Pemakaman Mayang Prasetyo Dipenuhi Warga yang Ingin Tahu

mayang

Mayang Prasetyo yang merupakan korban pembunuhan oleh seorang warga Australia sekaligus juga teman dekatnya, Sabtu (1/11) telah tiba di rumah duka yang beralamat Kelurahan Segalamider, Kecamatan Kedaton, Bandarlampung. Mayang yang memiliki nama asli Andri Febriansyah adalah seorang transgender dengan wajah yang cantik.

Kematian Mayang yang tragis membuat masyarakat sekitar rumahnya berkumpul dan penasaran ingin menyaksikan dari dekat seperti apa pemakamannya.

“Ke sini mau tahu aja ya, kok bisa ya perginya dalam keadaan baik-baik tapi sekarang pulang dalam keadaan yang mengenaskan begitu,” ungkap Uun, seorang yang turut berkumpul di rumah Mayang.

Kedatangan jenazah Mayang sendiri disambut tangis oleh ibu, adik-adik, serta keluarganya. Selama hidup pria yang pernah melakukan operasi plastik di Thailand tersebut memang dikenal menjadi penopang ekonomi keluarganya di Lampung.
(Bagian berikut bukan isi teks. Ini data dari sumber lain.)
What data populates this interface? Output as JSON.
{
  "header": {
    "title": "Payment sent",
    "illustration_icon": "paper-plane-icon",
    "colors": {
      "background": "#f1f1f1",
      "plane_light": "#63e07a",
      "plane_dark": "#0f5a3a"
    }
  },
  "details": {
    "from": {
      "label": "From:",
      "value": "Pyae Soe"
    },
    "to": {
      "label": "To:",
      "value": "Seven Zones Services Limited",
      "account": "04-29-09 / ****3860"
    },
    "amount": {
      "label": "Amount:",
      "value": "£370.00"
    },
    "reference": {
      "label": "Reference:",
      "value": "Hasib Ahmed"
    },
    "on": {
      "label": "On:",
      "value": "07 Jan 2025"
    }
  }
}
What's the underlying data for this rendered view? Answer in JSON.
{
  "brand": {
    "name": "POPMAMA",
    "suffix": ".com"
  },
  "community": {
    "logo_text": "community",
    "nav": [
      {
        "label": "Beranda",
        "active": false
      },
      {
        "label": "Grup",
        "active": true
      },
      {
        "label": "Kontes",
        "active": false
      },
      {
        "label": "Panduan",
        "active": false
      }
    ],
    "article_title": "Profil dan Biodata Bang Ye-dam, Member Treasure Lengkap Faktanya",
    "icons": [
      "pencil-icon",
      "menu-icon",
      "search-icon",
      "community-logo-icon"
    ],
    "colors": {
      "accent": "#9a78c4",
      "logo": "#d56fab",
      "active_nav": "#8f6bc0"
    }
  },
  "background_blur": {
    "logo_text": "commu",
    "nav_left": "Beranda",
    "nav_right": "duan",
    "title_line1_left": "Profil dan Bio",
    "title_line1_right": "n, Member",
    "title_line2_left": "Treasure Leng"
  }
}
Jenazah Mayang atau Febri pun diistirahatkan di rumah, sebelum dibawa ke masjid Taufiqurrahman untuk dishalatkan oleh warga dan keluarga. Jenazah lalu dibawa ke pemakaman umum TPU Segalamider.

Kedatangan jenazah Febri diterima di Bandara Radin Intan II, dari Australia. Iring-iringan kendaraan yang menyertai mobil jenazah Febri sekitar 20 mobil, berasal dari instansi pemerintah serta berbagai dinas terkait seperti Dinsos, Kemenlu, Kepolisian, dan Dinkes.
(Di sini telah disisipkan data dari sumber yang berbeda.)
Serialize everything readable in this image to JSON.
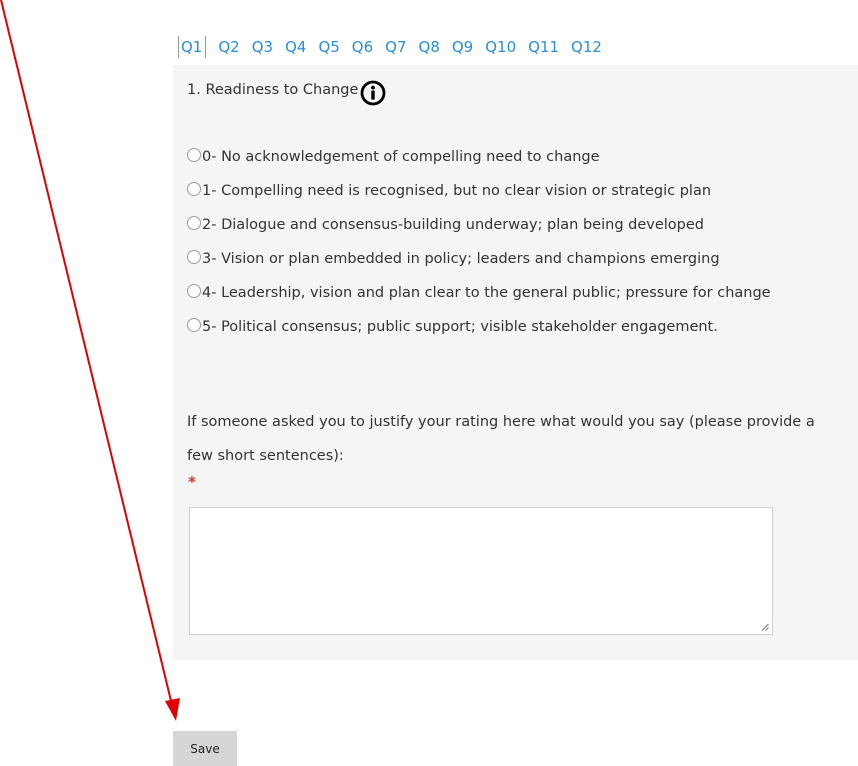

Ibunda Andri Febriansyah alias Mayang terlihat berduka melepas putra pertamanya tersebut. Semasa hidup, Febri bercita-cita menjadi orang terkenal, tutur ibunda Febri.

Kini keinginan Mayang Prasetyo atau Febri menjadi orang terkenal sudah tercapai, walau dengan kisah yang tragis.